As electric cars make their way into everyday life, it’s no surprise that electric trucks are the next frontier. The two most talked-about examples are the Rivian R1T and recently announced Tesla Cybertruck. While the Cybertruck quickly gained a lot of attention, I feel that the R1T has potentially more to offer. Even if Rivian has yet to deliver a vehicle.
The Rivian R1T
Let’s look at what Rivian is promising. The R1t will have a 400+ mile range, 0-60 mph time around three seconds, a max towing capacity of 11,000 lbs, 750 horsepower, and it will even be able to do a complete 180-degree turn on dirt like a tank. For charging, Rivian says the 180 kW-hr battery can charge from five to 80 percent in about 50 minutes. Compared to the average Tesla, that list bit isn’t that impressive, but still good for such a large battery pack.
A $1,000 refundable deposit reserves an R1T for yourself. But what is it actually going to cost? We’ve been hearing a starting price of $69,000 for some time now, but Rivian has just recently announced that prices are expected to be lower by the time production begins in the second half of 2020.
From a design standpoint, it looks like a familiar yet futuristic shape. This is clearly a truck and it appears ready to be put to work. And that’s important to people who actually buy trucks to use them like trucks.
In the other electrified corner, we have the Tesla Cybertruck. While similar in specs, it does outperform the R1T in a number of categories. The driving range will reportedly be upwards of 500 miles. There’s a 14,000-lb towing capacity, a 0-60 mph time of 2.9 seconds, and a similar starting price of $69,900. That’s for the tri-motor AWD model. The price dips further to $39,900 for the single motor RWD model.
It’s also only a small $100 refundable deposit to put your name on the list. While this all sounds well and good, I feel like there are still a lot of hoops that Tesla needs to jump through in order to make this a reliable truck that people will want to use for work and not just to flex on their neighbor’s new F-150.
For one, the model that’s been shown doesn’t have rear view mirrors. Instead, it will have cameras that are implemented into the fenders, displaying live video to the inside.
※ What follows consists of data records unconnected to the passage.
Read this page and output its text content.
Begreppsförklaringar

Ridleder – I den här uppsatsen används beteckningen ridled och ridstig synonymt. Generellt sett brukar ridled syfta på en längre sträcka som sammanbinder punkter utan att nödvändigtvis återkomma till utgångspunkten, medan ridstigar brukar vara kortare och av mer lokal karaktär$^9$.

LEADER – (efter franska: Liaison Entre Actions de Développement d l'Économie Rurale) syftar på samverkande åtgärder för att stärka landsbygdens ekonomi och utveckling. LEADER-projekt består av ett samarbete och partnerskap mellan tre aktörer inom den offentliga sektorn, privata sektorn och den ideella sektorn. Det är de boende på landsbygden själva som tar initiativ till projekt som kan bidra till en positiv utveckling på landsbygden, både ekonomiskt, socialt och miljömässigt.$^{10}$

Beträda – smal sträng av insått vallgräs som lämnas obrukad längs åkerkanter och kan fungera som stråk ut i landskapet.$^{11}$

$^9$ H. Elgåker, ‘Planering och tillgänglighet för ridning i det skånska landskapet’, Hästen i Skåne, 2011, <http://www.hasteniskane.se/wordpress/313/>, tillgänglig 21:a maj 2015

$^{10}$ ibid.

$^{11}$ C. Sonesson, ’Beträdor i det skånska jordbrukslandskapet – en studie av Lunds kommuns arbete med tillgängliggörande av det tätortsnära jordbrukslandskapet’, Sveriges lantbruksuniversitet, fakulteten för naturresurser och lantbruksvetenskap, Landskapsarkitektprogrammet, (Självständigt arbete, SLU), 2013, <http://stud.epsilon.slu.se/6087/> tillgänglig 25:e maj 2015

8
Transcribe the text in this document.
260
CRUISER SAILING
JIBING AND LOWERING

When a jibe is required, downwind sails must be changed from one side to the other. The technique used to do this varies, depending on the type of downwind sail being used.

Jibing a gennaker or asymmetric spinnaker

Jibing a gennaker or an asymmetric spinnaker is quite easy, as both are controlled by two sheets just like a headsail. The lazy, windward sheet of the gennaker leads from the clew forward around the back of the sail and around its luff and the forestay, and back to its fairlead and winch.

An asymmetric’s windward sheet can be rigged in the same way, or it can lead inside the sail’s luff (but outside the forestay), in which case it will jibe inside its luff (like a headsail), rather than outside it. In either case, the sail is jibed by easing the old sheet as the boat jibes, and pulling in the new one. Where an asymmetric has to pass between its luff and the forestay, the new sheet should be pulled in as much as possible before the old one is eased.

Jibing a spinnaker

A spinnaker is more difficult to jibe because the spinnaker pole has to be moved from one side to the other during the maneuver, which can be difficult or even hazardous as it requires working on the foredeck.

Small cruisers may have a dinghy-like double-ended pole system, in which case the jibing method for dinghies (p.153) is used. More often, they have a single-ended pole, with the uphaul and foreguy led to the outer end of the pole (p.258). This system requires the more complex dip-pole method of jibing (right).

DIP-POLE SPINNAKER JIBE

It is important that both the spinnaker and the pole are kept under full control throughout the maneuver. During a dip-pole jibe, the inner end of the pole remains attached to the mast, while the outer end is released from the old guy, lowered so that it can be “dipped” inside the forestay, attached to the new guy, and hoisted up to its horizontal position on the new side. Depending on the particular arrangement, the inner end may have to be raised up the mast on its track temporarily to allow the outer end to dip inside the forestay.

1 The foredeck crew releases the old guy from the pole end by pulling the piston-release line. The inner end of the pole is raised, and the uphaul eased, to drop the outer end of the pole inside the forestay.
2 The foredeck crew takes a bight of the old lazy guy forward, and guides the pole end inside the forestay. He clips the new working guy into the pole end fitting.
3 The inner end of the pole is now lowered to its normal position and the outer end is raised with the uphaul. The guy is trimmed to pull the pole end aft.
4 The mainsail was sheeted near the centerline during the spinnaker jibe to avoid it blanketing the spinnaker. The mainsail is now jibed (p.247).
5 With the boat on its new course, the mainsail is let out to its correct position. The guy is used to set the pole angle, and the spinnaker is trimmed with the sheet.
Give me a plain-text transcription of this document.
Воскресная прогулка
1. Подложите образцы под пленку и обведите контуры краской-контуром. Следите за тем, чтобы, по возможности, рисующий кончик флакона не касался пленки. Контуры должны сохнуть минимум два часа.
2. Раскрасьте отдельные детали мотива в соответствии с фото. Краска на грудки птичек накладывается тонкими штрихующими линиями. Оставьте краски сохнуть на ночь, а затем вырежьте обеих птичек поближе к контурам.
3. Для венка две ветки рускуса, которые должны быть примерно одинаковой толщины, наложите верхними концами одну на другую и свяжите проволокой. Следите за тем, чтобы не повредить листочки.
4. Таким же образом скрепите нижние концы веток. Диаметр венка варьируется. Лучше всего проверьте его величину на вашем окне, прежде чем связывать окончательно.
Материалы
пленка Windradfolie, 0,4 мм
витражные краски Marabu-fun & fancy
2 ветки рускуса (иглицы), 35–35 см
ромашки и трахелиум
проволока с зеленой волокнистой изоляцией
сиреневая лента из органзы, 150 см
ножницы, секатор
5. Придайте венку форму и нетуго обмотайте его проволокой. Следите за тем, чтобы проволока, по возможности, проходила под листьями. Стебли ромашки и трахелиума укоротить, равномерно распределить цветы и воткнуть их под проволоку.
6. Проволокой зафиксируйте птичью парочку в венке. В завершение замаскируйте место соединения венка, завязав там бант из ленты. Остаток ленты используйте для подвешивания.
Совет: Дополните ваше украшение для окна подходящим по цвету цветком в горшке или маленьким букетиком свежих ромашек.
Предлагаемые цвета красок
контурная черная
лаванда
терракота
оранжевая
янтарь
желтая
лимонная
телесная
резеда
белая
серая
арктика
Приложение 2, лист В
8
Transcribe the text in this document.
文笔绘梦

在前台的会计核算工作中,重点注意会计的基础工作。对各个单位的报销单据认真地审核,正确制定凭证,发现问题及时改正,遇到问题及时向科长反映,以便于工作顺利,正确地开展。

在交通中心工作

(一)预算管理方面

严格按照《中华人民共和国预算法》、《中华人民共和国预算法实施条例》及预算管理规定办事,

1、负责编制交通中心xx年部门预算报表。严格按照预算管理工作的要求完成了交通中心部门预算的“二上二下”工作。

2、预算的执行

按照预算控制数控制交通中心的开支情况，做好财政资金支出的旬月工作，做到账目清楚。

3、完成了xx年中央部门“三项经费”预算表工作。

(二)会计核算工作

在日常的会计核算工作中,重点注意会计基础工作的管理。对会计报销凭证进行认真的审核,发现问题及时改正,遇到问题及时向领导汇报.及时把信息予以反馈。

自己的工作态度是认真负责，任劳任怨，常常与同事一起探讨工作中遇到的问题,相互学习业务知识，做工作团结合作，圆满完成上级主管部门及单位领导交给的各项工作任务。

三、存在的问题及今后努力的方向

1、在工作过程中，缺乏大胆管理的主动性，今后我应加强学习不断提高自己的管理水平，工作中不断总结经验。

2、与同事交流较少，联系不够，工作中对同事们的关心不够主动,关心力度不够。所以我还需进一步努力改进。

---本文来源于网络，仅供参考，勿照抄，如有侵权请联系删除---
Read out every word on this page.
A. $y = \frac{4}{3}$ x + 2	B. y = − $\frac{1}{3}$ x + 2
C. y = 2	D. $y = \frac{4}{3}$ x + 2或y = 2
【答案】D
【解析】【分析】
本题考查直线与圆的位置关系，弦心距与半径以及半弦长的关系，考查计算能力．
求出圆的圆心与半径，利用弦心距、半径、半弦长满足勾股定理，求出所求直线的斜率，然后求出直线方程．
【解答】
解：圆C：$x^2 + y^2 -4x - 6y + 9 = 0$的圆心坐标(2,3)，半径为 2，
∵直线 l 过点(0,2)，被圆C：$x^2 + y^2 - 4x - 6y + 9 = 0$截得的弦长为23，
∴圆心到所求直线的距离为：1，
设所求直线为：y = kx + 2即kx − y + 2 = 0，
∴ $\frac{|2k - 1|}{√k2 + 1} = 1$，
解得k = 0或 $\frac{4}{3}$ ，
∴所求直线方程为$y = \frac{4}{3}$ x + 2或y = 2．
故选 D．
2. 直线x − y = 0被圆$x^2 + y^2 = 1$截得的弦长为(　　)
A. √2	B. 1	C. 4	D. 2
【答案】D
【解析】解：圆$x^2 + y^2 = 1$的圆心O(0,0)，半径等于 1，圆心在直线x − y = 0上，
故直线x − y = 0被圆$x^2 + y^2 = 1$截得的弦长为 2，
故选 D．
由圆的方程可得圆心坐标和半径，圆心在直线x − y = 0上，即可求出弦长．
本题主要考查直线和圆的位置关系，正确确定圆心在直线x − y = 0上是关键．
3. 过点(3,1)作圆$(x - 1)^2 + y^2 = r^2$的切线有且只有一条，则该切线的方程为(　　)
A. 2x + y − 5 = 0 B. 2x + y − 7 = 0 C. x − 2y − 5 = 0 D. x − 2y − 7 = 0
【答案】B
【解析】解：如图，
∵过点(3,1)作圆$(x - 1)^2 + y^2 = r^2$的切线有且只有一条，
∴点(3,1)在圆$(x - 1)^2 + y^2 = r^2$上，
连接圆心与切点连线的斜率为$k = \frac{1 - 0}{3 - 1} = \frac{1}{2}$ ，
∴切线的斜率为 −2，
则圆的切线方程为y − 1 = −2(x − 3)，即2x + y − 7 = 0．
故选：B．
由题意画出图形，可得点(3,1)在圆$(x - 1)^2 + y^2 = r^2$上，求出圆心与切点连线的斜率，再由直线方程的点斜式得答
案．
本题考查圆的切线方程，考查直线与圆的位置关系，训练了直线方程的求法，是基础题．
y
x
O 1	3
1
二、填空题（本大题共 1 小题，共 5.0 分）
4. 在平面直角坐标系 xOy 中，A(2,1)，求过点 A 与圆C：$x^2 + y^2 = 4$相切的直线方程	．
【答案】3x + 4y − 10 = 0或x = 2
When you drive a vehicle here in the States, you need to have mirrors. It’s the law, people. Another area of concern falls with the exoskeleton and design of the truck bed. The impenetrable one-piece shell is no doubt intriguing, but modern safety equipment is doing a good job so far on non-militarized road cars. My issue here is that if you do happen to get in an accident and it dents the body, are you going to have to replace the whole front half? Regarding the bed and its enormous sail panels, how are you going to lay anything substantial back there?
Sure, the geometric design makes it unique. But nobody who actually wants an electric truck for work is going to want that. Not to mention that the blindspots from the inside look massive. I’d bet Tesla is banking on a wide field of view from the side cameras to fix that.
Who will win?
Will the Cybertruck flop? That’s hard to say since Tesla has time to iron out the kinks, listen to complaints, and whip its frenzied fans into a frothing mass ready to hand over dollars. Late 2021 is when production begins for the dual and tri-motor AWD versions, and 2022 for the single motor.
Once both are on the market, I believe Cybertruck buyers will do so for the shock and awe of it all. Yet I think the R1T will be the more polished product of the two. For that reason, I feel it will garner a lot of attention when it arrives. And it should establish a strong foothold in the soon-to-be burgeoning electric truck market as serious competition for Tesla.